Il vippume presente era sconcertante. Ogni tanto mi giravo attratto dal cicaleccio degli scatti delle macchine fotografiche e non riconoscevo nessuno. Una tipa, con vestito giro fica di raso tutto scollato, commenta mentre si fa fotografare: “pensavo fosse una seratina fra amici”. Ora si spiega perché sei in giro di giovedì pomeriggio mezza nuda!
Il personaggio più noto, almeno per me, era la Pampanini, che stava quasi per soccombere al peso della sua stessa pelliccia. Nonostante si regga in piedi per un misterioso gioco di prestigio sembra una donna sveglia e c’è ancora chi la avvicina dicendole che è sempre la più bella.

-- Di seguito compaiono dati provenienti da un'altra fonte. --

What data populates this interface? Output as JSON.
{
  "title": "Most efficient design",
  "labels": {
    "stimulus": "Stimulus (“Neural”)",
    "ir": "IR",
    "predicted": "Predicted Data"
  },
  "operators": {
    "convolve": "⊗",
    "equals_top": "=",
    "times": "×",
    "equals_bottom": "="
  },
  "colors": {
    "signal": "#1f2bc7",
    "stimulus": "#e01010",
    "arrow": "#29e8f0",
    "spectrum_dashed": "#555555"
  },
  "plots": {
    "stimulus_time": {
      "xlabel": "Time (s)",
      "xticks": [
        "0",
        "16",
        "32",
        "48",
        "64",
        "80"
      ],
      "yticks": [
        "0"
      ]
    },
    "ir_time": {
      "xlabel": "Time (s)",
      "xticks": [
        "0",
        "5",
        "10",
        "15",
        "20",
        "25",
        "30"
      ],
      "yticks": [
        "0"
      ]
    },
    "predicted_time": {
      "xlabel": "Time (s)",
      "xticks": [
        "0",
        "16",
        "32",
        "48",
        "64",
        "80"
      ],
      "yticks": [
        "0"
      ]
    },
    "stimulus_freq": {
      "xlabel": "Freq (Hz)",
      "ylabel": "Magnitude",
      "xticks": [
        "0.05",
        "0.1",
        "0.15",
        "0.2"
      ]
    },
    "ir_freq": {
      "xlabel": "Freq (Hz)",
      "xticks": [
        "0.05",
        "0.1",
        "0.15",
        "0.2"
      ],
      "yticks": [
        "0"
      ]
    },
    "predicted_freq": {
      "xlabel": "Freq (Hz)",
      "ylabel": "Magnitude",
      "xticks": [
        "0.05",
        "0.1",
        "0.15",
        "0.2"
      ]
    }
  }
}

Dopo aver visto le manette e la sella da cavallo di Gucci e i fiori di Armani, pensavo di aver esaurito il campionario di oggetti firmati a tutti i costi. Mi sbagliavo. Bulgari batte tutti, con il tubo porta palline da tennis in argento. Lo voglio!
Per fortuna è arrivata W. Ancora un bicchiere e via, mentre un gruppo di giapponesi tentava l’ingresso senza invito. Che classe, che chic, che Bulgari!

Basilica di San Clemente.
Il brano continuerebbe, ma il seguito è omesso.